Kline Statement: Hearing on “Examining the Single Payer Health Care Option”

WASHINGTON, D.C., June 10, 2009 | Alexa Marrero ((202) 225-4527)
We’re here today, as the hearing title suggests, to examine single payer health care.

Single payer is certainly among the most controversial approaches to health care reform, and frankly, I’m a little surprised to see it on this subcommittee’s agenda. President Obama and Democratic leaders have publicly rejected the notion of single payer. And I’m glad they have.

Creating a new, one-size-fits-all health care system modeled on Medicare is a recipe for disaster. It would balloon the deficit and add to our mounting debt. It would drive up taxes while driving down medical innovation. It would ration care while empowering bureaucrats.

Although my friends on the other side of the aisle have not included Republicans in their deliberations, I’ve been following their progress closely on the pages of the newspaper. The latest reports indicate that they could formally unveil their legislation as early as next week.

While their proposal reportedly does not include a single payer scheme, it seems highly likely that we’ll see a government-run option. And I use that word “option” with some trepidation, because it seems clear to me that any government-run option is designed to undercut the private sector and eventually drive private participants out of the market.

So perhaps today’s hearing is appropriate after all. If Democrats are serious about including a so-called government-run “option” in their plan – and if a government-run “option” is designed to crowd out the private sector – then the reality is that we are only a few steps away from a single payer system.

How else can we explain the urgency with which this hearing was scheduled?

Committee rules require that Members be provided at least seven days notice before any hearing. Often, we receive even more notice than that.
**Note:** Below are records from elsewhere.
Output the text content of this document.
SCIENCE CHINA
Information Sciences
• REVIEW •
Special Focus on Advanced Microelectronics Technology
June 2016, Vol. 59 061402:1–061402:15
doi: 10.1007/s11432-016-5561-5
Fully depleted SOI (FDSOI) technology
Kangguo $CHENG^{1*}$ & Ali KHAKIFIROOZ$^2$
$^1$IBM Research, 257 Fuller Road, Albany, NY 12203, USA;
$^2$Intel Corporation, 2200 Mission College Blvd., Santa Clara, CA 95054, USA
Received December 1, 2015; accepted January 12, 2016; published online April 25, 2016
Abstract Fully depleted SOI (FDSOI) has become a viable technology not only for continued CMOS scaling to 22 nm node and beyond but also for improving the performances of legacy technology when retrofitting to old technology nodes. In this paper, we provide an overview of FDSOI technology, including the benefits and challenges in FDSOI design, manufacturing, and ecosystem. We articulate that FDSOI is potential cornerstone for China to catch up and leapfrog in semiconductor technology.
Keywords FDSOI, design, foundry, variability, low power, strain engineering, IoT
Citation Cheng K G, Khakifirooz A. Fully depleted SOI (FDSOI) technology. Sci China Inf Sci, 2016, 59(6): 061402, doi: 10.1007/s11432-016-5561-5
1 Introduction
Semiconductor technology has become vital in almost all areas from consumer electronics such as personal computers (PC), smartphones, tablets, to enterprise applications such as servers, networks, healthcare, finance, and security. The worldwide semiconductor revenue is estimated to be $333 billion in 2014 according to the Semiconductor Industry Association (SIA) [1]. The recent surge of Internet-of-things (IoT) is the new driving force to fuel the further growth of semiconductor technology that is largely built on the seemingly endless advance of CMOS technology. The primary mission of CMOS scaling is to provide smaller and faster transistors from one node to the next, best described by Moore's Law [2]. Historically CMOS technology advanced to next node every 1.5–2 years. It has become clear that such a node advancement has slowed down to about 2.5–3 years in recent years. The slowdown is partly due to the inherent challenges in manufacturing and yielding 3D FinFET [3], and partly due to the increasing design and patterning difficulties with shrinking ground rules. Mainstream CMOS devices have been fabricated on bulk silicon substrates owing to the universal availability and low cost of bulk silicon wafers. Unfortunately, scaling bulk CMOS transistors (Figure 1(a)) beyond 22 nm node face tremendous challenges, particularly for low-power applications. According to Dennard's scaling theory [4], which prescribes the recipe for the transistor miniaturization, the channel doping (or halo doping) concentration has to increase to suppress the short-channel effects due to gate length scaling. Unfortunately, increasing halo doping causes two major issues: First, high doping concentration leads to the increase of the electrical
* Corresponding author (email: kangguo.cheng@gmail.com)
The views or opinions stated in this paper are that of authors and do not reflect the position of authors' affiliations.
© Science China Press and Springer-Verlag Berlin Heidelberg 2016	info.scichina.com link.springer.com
In contrast, today’s hearing was announced last Thursday – just a day less than the customary seven days, but it required the schedule to be reissued nonetheless. And it requires this subcommittee to waive our longstanding rules to proceed.

Mr. Chairman, this hastily convened hearing epitomizes everything that is wrong with the majority’s health care reform process.

Our health care system is in serious need of reform. Republicans and Democrats alike recognize the shortcomings of the current system and the need for meaningful change. There is a bipartisan commitment to change, and that’s why we should have a bipartisan reform process.

Health care reform is far too important to get wrong. It’s more important that we do it right than simply do it fast.

Unfortunately, the majority seems to have chosen a different path. The Speaker, after a partisan strategy session at the White House last month, announced an arbitrary deadline that calls for House passage of a comprehensive health care overhaul before the August work period.

It’s like déjà vu all over again. Just like the so-called economic stimulus package earlier this year, we face the prospect of complex and costly legislation that is crafted behind closed doors. Members of Congress did not even have the opportunity to fully review the stimulus before it was brought to a vote. And judging by the announcement made at the White House this week – essentially, an acknowledgement that the stimulus isn’t delivering the jobs that were promised – a partisan package that doesn’t receive a thorough review and vetting simply won’t work.

Mr. Chairman, I will say it again: Health care reform is far too important to get wrong. I come to this debate in good faith. I stand ready to work with you.

This hearing is the wrong issue at the wrong time, but it’s not too late. I hope we give health care reform the serious, bipartisan consideration it deserves before we go down a path from which we cannot return.